So you want to be a kayak fisher? Before you join the ranks at this frontier of fishing, you’ll need to check your skills and knowledge first. Kayak fishing is a great sport, it’s cost-effective and promotes good health. But like all adventure activities, there can be dangers.
Fishing off a pier or river bank is commonplace, but casting a line from a kayak is a relatively uncharted territory. Limitations on space and movement require quick-thinking, skill and patience. With the right preparation and equipment, you can make sure you next expedition goes off without a hitch.
Get To Know Your Kayak
It is crucial to understand the rhythm, balance, and movement of your boat before you head out on the water. Put away your rod and forget the fish completely during this early stage because if you aren’t able to maneuver your kayak then you won’t be going anywhere.
Making the time to visit your local kayak club and enroll in some lessons will help you to gain expert insight into the sport. Mastering the right technique for your kayak will take time and provides a great opportunity to determine the right boat style for you.
A more narrow, long boat will increase efficiency but could make your balance difficult to manage. If you choose a short, wide kayak then you’ll enjoy all the benefits of increased stability and control, but at the potential cost of agility.
Research Your Location
Even an accomplished swimmer would not perform to the best in unknown waters and kayak fishing is no different. Deciding on your ideal location requires in-depth research into the conditions, landscape and of course - the fish!

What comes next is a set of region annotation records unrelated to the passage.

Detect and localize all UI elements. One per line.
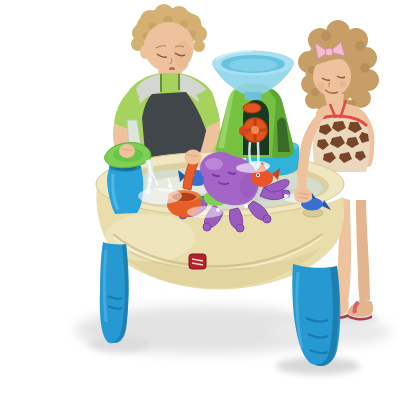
product-photo [0,0,400,400]
scene-svg [0,0,400,400]
boy-ear [140,45,150,59]
boy-hand-left [185,150,202,165]
brand-badge [189,254,206,269]
girl-swimsuit [313,116,370,172]
table-leg-left [100,242,129,343]
spinner-top [243,103,261,113]
boy-hand-right [119,144,135,158]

Your fishing spot is about more than where you’ll find the best the catch, it’s crucial to also consider personal safety. Capsizing in your boat is a real possibility and every kayak fisher should know exactly what they’re up against. Some waters are more dangerous than others and the weather will change day-to-day.
Before you head off to your destination be sure to confirm the conditions ahead of time. Even an ideal body of water can turn treacherous with heavy wind or rain. If you’re heading down a river then check for dams or other obstacles to make sure you aren’t left with any surprises along the way. Using a fish finder can help you determine what kind of landscape lies below and what kind of water depth your dealing with.
Know What You’re Fishing For
Knowing what it is you want to catch is an important step that many beginners tend to overlook. Research into your destination will mean nothing if you don’t know a thing or two about what you’re looking for. Each species of fish will require a unique technique to source and catch, but there are some general rules to adhere to. Check out our fishing tips guides to help you narrow in on what species your after.
Drifting in your kayak will often help to locate more fish quickly. Kayak fishing is optimal for stealth, as you are able to glide with little disruption through the water. Keep careful control of your direction and at all times stay away from your position from the shore.
It’s worth taking the time to understand the species and build your confidence - a big fish will have the power to tow your kayak around without the proper handling. By knowing exactly what you’re after you’ll not only be safer and more competent but catch more fish!
Have The Right Kit
You’re an able kayaker with a map and a dream, but before you run off in search of adventure you need to check one last thing; your kit. A rod, live-bait, and bucket are boating accessories that most fishermen will already have. But you’ll also need a personal floatation device, anchor, rod holder and navigation light to succeed.
Without the proper tools, even an outstanding fisher will struggle to make (and keep!) their catch, let alone stay upright on the kayak. If the weather conditions take a turn for the worst then you’ll need to be wearing a helmet. Capsizing is an inevitable part of kayak fishing, if you haven’t found yourself in the water yet then you haven’t been doing it long enough. A helmet can keep you safe from any sharp boulders hidden below.
Safety Is The First Priority
It goes without saying that you should always wear a life jacket while out on the water. Calm waters will often hide rapids and one wrong turn could see you trying to find your footing in a lake more than 200m deep.
A personal floatation device can keep your head above the water, even when knocked unconscious. Of course, one of the best ways to prioritise your safety is to let those close to you know where and when you’re heading off.
Informing a partner, family member or friend when to expect you back is a simple method to ensure that should you end up lost or disorientated, people will know where to send help. Even better - bring an experienced fisher (and competent kayaker) along on the trip to keep you company!
Further Doesn’t Always Mean Better
Getting caught up in the adventure of a rough wave or the drama of open ocean can lead us to feel a little more daring in our kayaks. In this situation, it is crucial that you don’t bite off more than you can chew and end up proverbial creek. Remember, the further you go out the further you’ll have to come back.
A common misconception around fishermen is that the best fish must be at the other end of the lake. Though sometimes it will certainly feel this way, a kayak fisher should travel a distance that reflects their individual fitness and ability. Kayaking can be a strenuous sport on its own without adding fishing into the mix. With a little research, preparation and care from your end, this pastime can be transformed into a life-long passion.